1.1 Tafamidis is not recommended, within its marketing authorisation, for treating wild-type or hereditary transthyretin amyloidosis with cardiomyopathy (ATTR-CM) in adults.

1.2 This recommendation is not intended to affect treatment with tafamidis that was started in the NHS before this guidance was published. People having treatment outside this recommendation may continue without change to the funding arrangements in place for them before this guidance was published, until they and their NHS clinician consider it appropriate to stop.

Why the committee made these recommendations

ATTR-CM can lead to heart failure, but treatment options are limited to managing symptoms and best supportive care. Accurately diagnosing ATTR-CM is challenging and can take a long time.

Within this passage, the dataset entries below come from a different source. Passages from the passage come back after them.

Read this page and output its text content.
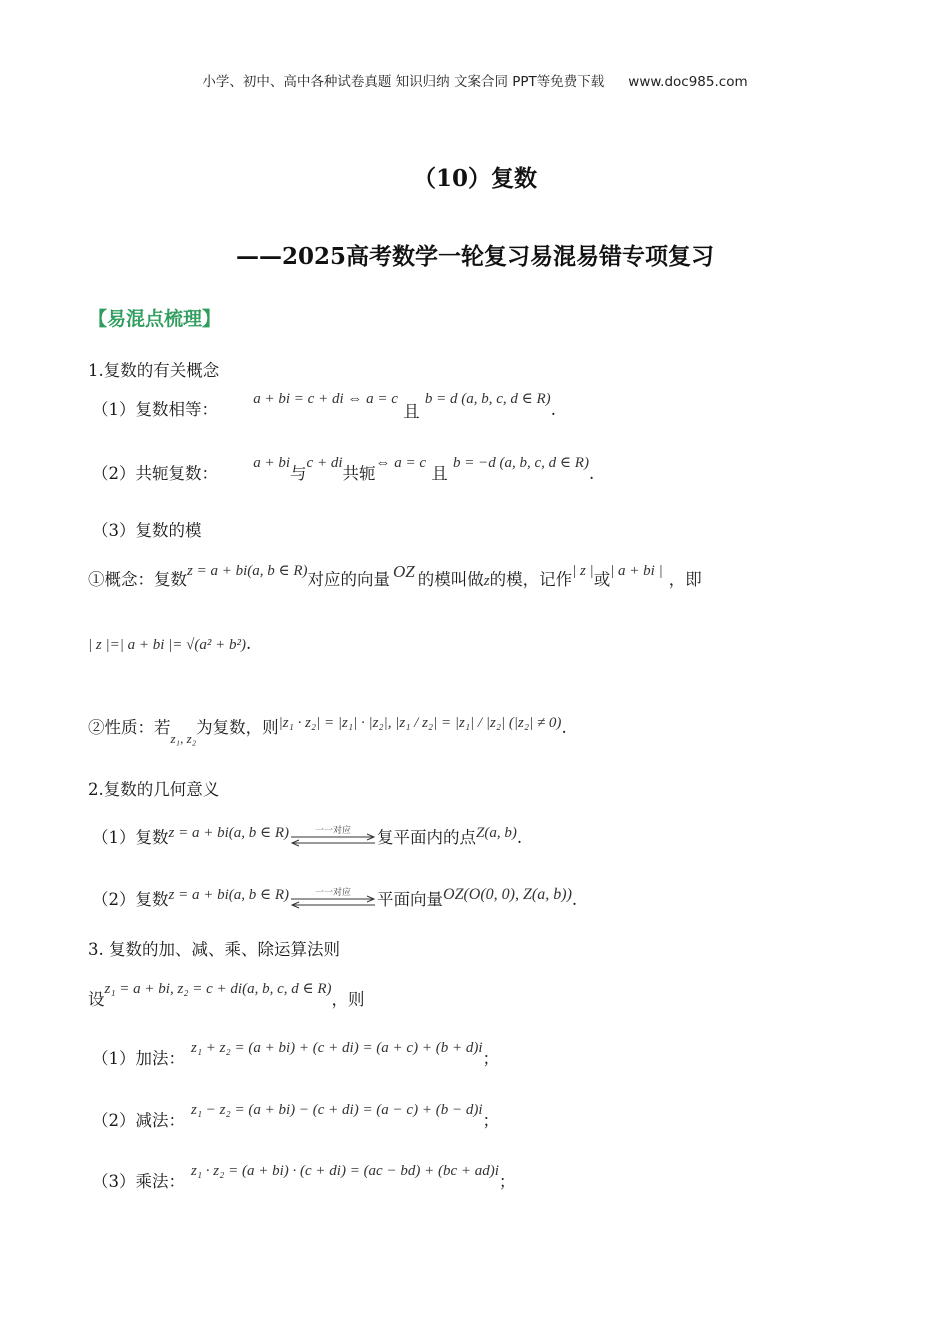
小学、初中、高中各种试卷真题 知识归纳 文案合同 PPT等免费下载 www.doc985.com
（10）复数
——2025高考数学一轮复习易混易错专项复习
【易混点梳理】
1.复数的有关概念
（1）复数相等： a + bi = c + di ⇔ a = c 且 b = d (a, b, c, d ∈ R).
（2）共轭复数： a + bi与c + di共轭⇔ a = c 且 b = −d (a, b, c, d ∈ R).
（3）复数的模
①概念：复数z = a + bi(a, b ∈ R)对应的向量 OZ 的模叫做z的模，记作| z |或| a + bi | ，即
| z |=| a + bi |= √(a² + b²).
②性质：若$_{z_1, z_2}$为复数，则|z₁ · z₂| = |z₁| · |z₂|, |z₁ / z₂| = |z₁| / |z₂| (|z₂| ≠ 0).
2.复数的几何意义
（1）复数z = a + bi(a, b ∈ R)	一一对应	复平面内的点Z(a, b).
（2）复数z = a + bi(a, b ∈ R)	一一对应	平面向量OZ(O(0, 0), Z(a, b)).
3. 复数的加、减、乘、除运算法则
设z₁ = a + bi, z₂ = c + di(a, b, c, d ∈ R)，则
（1）加法：z₁ + z₂ = (a + bi) + (c + di) = (a + c) + (b + d)i；
（2）减法：z₁ − z₂ = (a + bi) − (c + di) = (a − c) + (b − d)i；
（3）乘法：z₁ · z₂ = (a + bi) · (c + di) = (ac − bd) + (bc + ad)i；
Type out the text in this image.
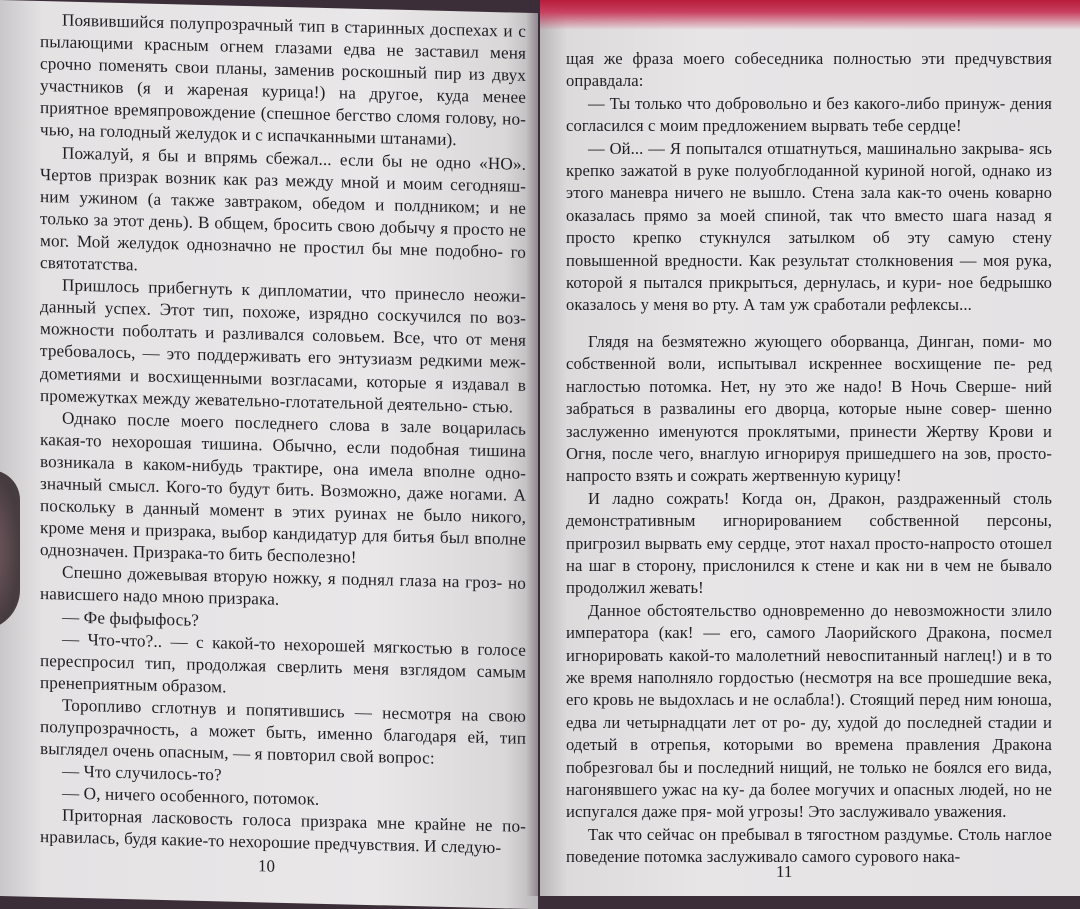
Появившийся полупрозрачный тип в старинных доспехах и с пылающими красным огнем глазами едва не заставил меня срочно поменять свои планы, заменив роскошный пир из двух участников (я и жареная курица!) на другое, куда менее приятное времяпровождение (спешное бегство сломя голову, но- чью, на голодный желудок и с испачканными штанами).

Пожалуй, я бы и впрямь сбежал... если бы не одно «НО». Чертов призрак возник как раз между мной и моим сегодняш- ним ужином (а также завтраком, обедом и полдником; и не только за этот день). В общем, бросить свою добычу я просто не мог. Мой желудок однозначно не простил бы мне подобно- го святотатства.

Пришлось прибегнуть к дипломатии, что принесло неожи- данный успех. Этот тип, похоже, изрядно соскучился по воз- можности поболтать и разливался соловьем. Все, что от меня требовалось, — это поддерживать его энтузиазм редкими меж- дометиями и восхищенными возгласами, которые я издавал в промежутках между жевательно-глотательной деятельно- стью.

Однако после моего последнего слова в зале воцарилась какая-то нехорошая тишина. Обычно, если подобная тишина возникала в каком-нибудь трактире, она имела вполне одно- значный смысл. Кого-то будут бить. Возможно, даже ногами. А поскольку в данный момент в этих руинах не было никого, кроме меня и призрака, выбор кандидатур для битья был вполне однозначен. Призрака-то бить бесполезно!

Спешно дожевывая вторую ножку, я поднял глаза на гроз- но нависшего надо мною призрака.

— Фе фыфыфось?

— Что-что?.. — с какой-то нехорошей мягкостью в голосе переспросил тип, продолжая сверлить меня взглядом самым пренеприятным образом.

Торопливо сглотнув и попятившись — несмотря на свою полупрозрачность, а может быть, именно благодаря ей, тип выглядел очень опасным, — я повторил свой вопрос:

— Что случилось-то?

— О, ничего особенного, потомок.

Приторная ласковость голоса призрака мне крайне не по- нравилась, будя какие-то нехорошие предчувствия. И следую-

10

щая же фраза моего собеседника полностью эти предчувствия оправдала:

— Ты только что добровольно и без какого-либо принуж- дения согласился с моим предложением вырвать тебе сердце!

— Ой... — Я попытался отшатнуться, машинально закрыва- ясь крепко зажатой в руке полуобглоданной куриной ногой, однако из этого маневра ничего не вышло. Стена зала как-то очень коварно оказалась прямо за моей спиной, так что вместо шага назад я просто крепко стукнулся затылком об эту самую стену повышенной вредности. Как результат столкновения — моя рука, которой я пытался прикрыться, дернулась, и кури- ное бедрышко оказалось у меня во рту. А там уж сработали рефлексы...

Глядя на безмятежно жующего оборванца, Динган, поми- мо собственной воли, испытывал искреннее восхищение пе- ред наглостью потомка. Нет, ну это же надо! В Ночь Сверше- ний забраться в развалины его дворца, которые ныне совер- шенно заслуженно именуются проклятыми, принести Жертву Крови и Огня, после чего, внаглую игнорируя пришедшего на зов, просто-напросто взять и сожрать жертвенную курицу!

И ладно сожрать! Когда он, Дракон, раздраженный столь демонстративным игнорированием собственной персоны, пригрозил вырвать ему сердце, этот нахал просто-напросто отошел на шаг в сторону, прислонился к стене и как ни в чем не бывало продолжил жевать!

Данное обстоятельство одновременно до невозможности злило императора (как! — его, самого Лаорийского Дракона, посмел игнорировать какой-то малолетний невоспитанный наглец!) и в то же время наполняло гордостью (несмотря на все прошедшие века, его кровь не выдохлась и не ослабла!). Стоящий перед ним юноша, едва ли четырнадцати лет от ро- ду, худой до последней стадии и одетый в отрепья, которыми во времена правления Дракона побрезговал бы и последний нищий, не только не боялся его вида, нагонявшего ужас на ку- да более могучих и опасных людей, но не испугался даже пря- мой угрозы! Это заслуживало уважения.

Так что сейчас он пребывал в тягостном раздумье. Столь наглое поведение потомка заслуживало самого сурового нака-

11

Tafamidis is the first treatment for ATTR-CM that aims to treat the disease. Evidence from clinical trials shows that it reduces deaths and hospitalisation from conditions affecting the heart and blood vessels compared with placebo. But inconsistent results on how effective tafamidis is for different types and stages of ATTR-CM mean that the evidence is uncertain. Also, the measure used to assess how severe ATTR‑CM is has limitations, so it is difficult to identify who benefits from treatment and decide who should stop.

Because of this, and uncertainty about the assumptions related to early diagnosis and how long the treatment works after it is stopped, the cost-effectiveness estimates are very uncertain. They are higher than what NICE normally considers an acceptable use of NHS resources so tafamidis is not recommended.